Tenants face paying more in rent because of stamp duty reforms on buy to let properties, says the Association of Residential Letting Agents (ARLA).

In their latest report, the Association says that 57% of its members say rents for tenants will rise after the stamp duty hike comes into effect with landlords having to push their increased costs onto tenants.
In addition, 52% of letting agents have seen an increase in buyers wanting to invest in buy to let property and beat the stamp duty deadline.

When questioned further, 63% of letting agents say that the supply of buy to let property will fall after the stamp duty deadline passes in April, after that landlords will be slowly forced from the market.

Stamp duty changes will hit small landlords


ARLA’s managing director, David Cox, said: “The stamp duty changes will hit small landlords and also institutional investors and our members report landlords are rushing to snap-up buy to let properties but it’s likely that we will see the market fall like a stone after April and, probably, it will not pick up again until 2017.
“This will almost certainly mean rents will increase as supply drops and competition intensifies for the limited availability of property.”

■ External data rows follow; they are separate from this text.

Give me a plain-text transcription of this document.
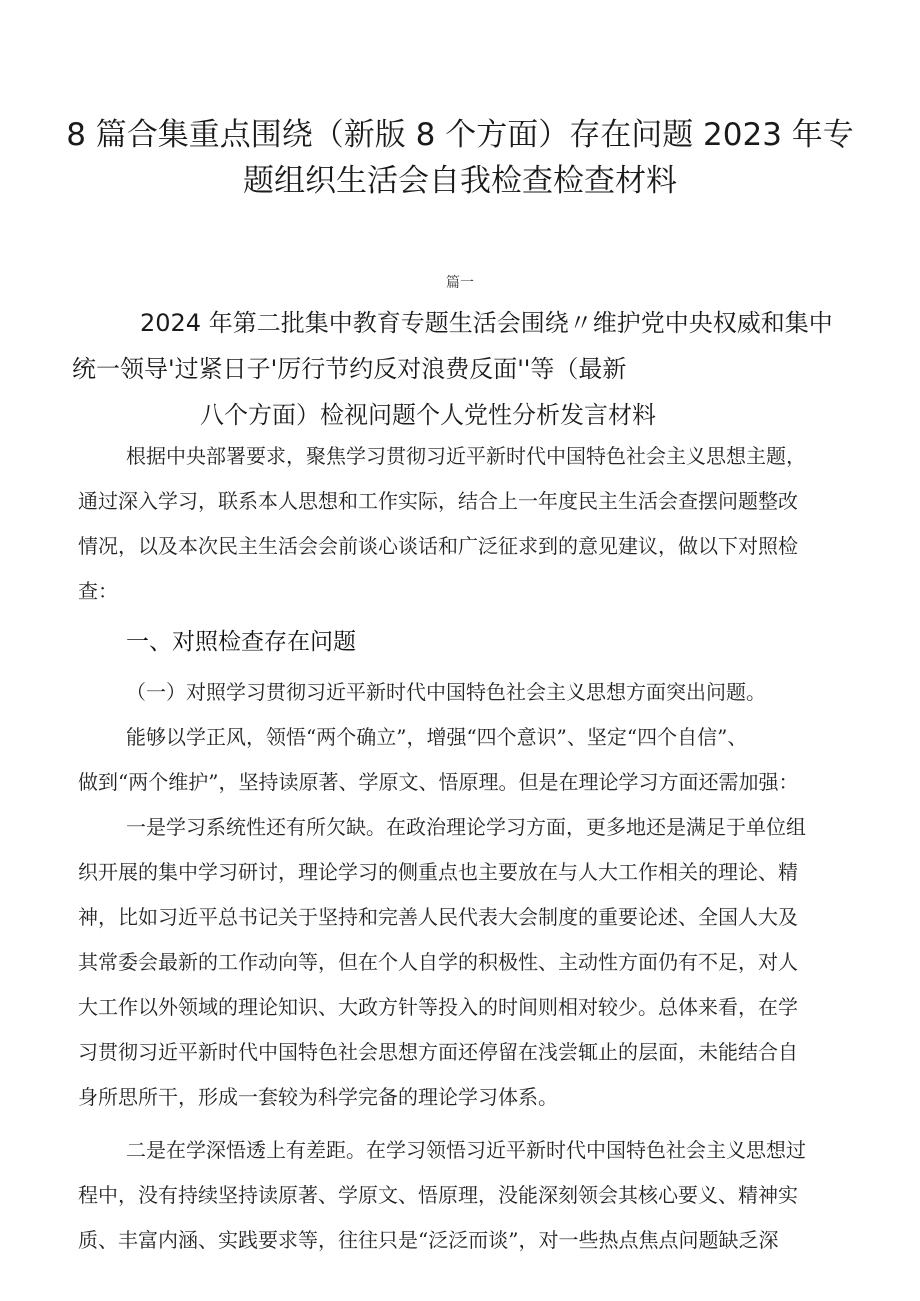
8 篇合集重点围绕（新版 8 个方面）存在问题 2023 年专
题组织生活会自我检查检查材料
篇一
2024 年第二批集中教育专题生活会围绕〃维护党中央权威和集中
统一领导'过紧日子'厉行节约反对浪费反面''等（最新
八个方面）检视问题个人党性分析发言材料
根据中央部署要求，聚焦学习贯彻习近平新时代中国特色社会主义思想主题，
通过深入学习，联系本人思想和工作实际，结合上一年度民主生活会查摆问题整改
情况，以及本次民主生活会会前谈心谈话和广泛征求到的意见建议，做以下对照检
查：
一、对照检查存在问题
（一）对照学习贯彻习近平新时代中国特色社会主义思想方面突出问题。
能够以学正风，领悟“两个确立”，增强“四个意识”、坚定“四个自信”、
做到“两个维护”，坚持读原著、学原文、悟原理。但是在理论学习方面还需加强：
一是学习系统性还有所欠缺。在政治理论学习方面，更多地还是满足于单位组
织开展的集中学习研讨，理论学习的侧重点也主要放在与人大工作相关的理论、精
神，比如习近平总书记关于坚持和完善人民代表大会制度的重要论述、全国人大及
其常委会最新的工作动向等，但在个人自学的积极性、主动性方面仍有不足，对人
大工作以外领域的理论知识、大政方针等投入的时间则相对较少。总体来看，在学
习贯彻习近平新时代中国特色社会思想方面还停留在浅尝辄止的层面，未能结合自
身所思所干，形成一套较为科学完备的理论学习体系。
二是在学深悟透上有差距。在学习领悟习近平新时代中国特色社会主义思想过
程中，没有持续坚持读原著、学原文、悟原理，没能深刻领会其核心要义、精神实
质、丰富内涵、实践要求等，往往只是“泛泛而谈”，对一些热点焦点问题缺乏深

Mr Cox added: “Some landlords will withdraw from the buy to let market but those who can take the extra stamp duty hit will raise rents to cover their extra costs. We are concerned that government rhetoric of helping people onto the housing ladder does not tally with their continuing to target the rental market.”
He pointed out that the demand for private rented homes continues to grow around the country and the supply is now ‘an issue in most parts’.

The report from ARLA also highlights that buy to let property demand rose by 19% in February with each letting agent having 37 new prospective tenants signing up with them and the number of properties to rent on their books grew from 172 in January to 176 in February.

Buy to let landlords push mortgage demand


Meanwhile, private residential landlords are said to be behind a big surge in enquiries about mortgages as the impact of buy to let tax changes hit home.

The study carried out by Nottingham Building Society reveals landlords are asking how they can improve their existing mortgage deal and others are wanting to expand their portfolio.

The building society says that 35% of mortgage brokers are reporting an increase in the number of landlords making enquiries, with 42% of brokers saying they’ve received enquiries about landlords remortgaging and 31% say landlords are looking to expand their property portfolio.

The report also reveals that landlords with property in London are the most likely to sell some of their portfolio while landlords in the North East are the least likely.